On June 17, 2015, the Second Circuit ruled that the case could proceed. Second Circuit Judges Rosemary S. Pooler and Richard Wesley affirmed Judge Gleeson with regard to the MDC defendants but reversed with regard to his dismissal of the claims against the DOJ defendants, over dissenting Judge Reena Raggi's argument that the DOJ defendants were entitled to qualified immunity. On December 11, 2015, a judge's request for rehearing en banc was denied by an equally divided circuit, with Judges Raggi, Dennis Jacobs, José A. Cabranes, Peter W. Hall, Debra Ann Livingston and Christopher F. Droney dissenting.

==Supreme Court==
On February 29 and April 1, 2016, Circuit Justice Ruth Bader Ginsburg granted the Solicitor General of the United States’s applications to extend the deadline to file a petition for a writ of certiorari. On October 11, 2016, the Supreme Court agreed to review the case, with Justices Sotomayor and Elena Kagan recusing themselves. Commentators were not optimistic for the plaintiffs, noting that the Supreme Court had granted all eight of the government's most recent requests to review counterterrorism cases it had lost below, and that the plaintiffs had never then won. On January 18, 2017, one hour of oral argument was heard, where Ian Heath Gershengorn, the acting Solicitor General of the United States, appeared for the federal petitioners, a private attorney appeared for the MDC Warden, and the CCR’s Meeropol appeared for the detainees.

===Opinion of the Court===
On June 19, 2017, the Supreme Court delivered judgment in favor of the federal officials, reversing in part, vacating in part, and remanding by a vote of 4-2. Justice Anthony Kennedy, joined fully by Chief Justice John Roberts and Justice Samuel Alito, and partially by Justice Clarence Thomas, found that the implied cause of action created by Bivens v. Six Unknown Named Agents (1971) should not be extended to reach the federal officials' detention policy.

The Court began by recounting the history of the Bivens remedy, noting that the Court has since only extended it twice, in 1979 for gender discrimination and in 1980 for cruel and unusual punishment. Calling that era an "ancien regime", the Court explained that it is now more mindful of separation of powers by looking for clear legislative intent before allowing claimants to seek damages.

If a claim arises in a new context to Bivens, then some special factor must be identified that makes the judiciary better suited than the legislature to decide that there is a new cause of action. The Court first found that the claims regarding the federal government's detention policy were in a new context because they bore little resemblance to familiar Bivens claims. Next, the Court found that there was no special factor calling for judicial intervention, highlighting that the claimed damages regard national security decisions by high level Executive Branch officials in response to a terrorist attack, that there was Congressional silence in response, and that alternative relief was available to the detainees through an injunction or the writ of habeas corpus. As such, the detainees could not sue the federal officials.
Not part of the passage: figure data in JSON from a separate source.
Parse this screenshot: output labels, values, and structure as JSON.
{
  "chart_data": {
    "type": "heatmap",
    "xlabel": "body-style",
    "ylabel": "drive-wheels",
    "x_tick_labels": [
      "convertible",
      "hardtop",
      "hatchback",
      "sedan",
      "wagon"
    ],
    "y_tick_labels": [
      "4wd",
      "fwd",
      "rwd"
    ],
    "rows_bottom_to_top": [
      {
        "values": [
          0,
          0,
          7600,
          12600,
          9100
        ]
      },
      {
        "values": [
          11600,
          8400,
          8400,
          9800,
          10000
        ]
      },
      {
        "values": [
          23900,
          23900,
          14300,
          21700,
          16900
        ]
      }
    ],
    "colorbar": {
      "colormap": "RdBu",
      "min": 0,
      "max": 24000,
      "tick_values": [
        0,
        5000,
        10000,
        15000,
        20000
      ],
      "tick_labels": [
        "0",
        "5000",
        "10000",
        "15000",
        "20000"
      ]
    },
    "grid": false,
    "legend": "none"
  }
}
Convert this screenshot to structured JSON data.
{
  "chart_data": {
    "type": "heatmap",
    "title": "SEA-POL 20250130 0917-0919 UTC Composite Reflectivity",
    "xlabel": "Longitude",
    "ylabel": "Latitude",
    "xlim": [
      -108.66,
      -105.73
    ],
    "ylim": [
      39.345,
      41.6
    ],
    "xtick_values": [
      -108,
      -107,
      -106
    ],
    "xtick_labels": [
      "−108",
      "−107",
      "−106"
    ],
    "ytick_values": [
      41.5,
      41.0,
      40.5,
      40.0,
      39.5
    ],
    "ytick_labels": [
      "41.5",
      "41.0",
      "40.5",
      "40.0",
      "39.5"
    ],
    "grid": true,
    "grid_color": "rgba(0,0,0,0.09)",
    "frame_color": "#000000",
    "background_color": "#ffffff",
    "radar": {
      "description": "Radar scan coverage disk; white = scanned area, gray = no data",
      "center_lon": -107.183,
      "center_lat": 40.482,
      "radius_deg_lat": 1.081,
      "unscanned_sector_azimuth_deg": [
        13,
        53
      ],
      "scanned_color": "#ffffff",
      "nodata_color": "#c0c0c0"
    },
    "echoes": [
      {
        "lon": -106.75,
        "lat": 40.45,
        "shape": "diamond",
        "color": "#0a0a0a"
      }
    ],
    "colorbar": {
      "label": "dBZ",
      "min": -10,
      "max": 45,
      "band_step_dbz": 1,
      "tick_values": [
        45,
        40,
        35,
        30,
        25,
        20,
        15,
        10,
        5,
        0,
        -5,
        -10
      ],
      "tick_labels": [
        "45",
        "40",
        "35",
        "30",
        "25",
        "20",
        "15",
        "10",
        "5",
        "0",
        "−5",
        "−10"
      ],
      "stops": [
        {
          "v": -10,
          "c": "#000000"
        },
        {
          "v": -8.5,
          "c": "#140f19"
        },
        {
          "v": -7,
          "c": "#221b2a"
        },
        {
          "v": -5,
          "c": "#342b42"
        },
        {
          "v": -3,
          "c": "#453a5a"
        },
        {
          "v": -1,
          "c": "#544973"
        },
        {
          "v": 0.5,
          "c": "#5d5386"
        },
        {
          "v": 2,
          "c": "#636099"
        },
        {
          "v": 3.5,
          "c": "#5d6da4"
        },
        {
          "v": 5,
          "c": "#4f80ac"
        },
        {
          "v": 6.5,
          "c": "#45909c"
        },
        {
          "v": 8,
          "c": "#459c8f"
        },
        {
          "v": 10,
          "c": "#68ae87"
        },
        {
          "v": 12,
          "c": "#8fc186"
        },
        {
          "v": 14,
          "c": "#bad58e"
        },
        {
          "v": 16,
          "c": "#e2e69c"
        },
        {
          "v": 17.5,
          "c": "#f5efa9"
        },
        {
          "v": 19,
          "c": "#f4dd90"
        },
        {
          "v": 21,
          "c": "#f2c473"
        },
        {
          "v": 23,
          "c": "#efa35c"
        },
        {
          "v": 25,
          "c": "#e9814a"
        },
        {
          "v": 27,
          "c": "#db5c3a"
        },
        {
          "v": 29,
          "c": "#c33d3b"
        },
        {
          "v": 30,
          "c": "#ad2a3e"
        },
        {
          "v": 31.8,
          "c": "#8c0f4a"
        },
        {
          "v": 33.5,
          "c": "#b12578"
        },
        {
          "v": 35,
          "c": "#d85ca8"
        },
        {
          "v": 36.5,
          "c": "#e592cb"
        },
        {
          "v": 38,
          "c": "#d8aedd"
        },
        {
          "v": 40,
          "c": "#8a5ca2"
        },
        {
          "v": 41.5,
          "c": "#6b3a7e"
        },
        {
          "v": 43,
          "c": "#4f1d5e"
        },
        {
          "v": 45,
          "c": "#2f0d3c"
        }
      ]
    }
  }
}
The Court next found that the claims of detainee abuse against MDC Warden Hasty were in a new context to Bivens because prior precedent regarded the prison abuse of convicted felons in violation of the Eighth Amendment, rather than the detainees’ claims under the Fifth Amendment. The majority remanded the claims against Warden Hastey to the lower court for it to analyze any special factors. Finally, the Court granted each defendant qualified immunity on the civil conspiracy claim, acknowledging without resolving the longstanding circuit split regarding the impossibility of conspiring within a single government department.

===Justice Thomas's concurrence in part and concurrence in judgment===
Thomas refused to join the paragraph in the opinion of the Court remanding the lawsuit against MDC Warden Hasty. Thomas also expressed concern about the precedents which establish the doctrine of qualified immunity, which he considered at odds with the common-law text of the statute and "substitute[s] our own policy preferences for the mandates of Congress."

===Justice Breyer's dissent===
Justice Stephen Breyer, joined by Justice Ruth Bader Ginsburg, dissented. Breyer disagreed strongly enough to read his dissent aloud from the bench at the opinion announcement.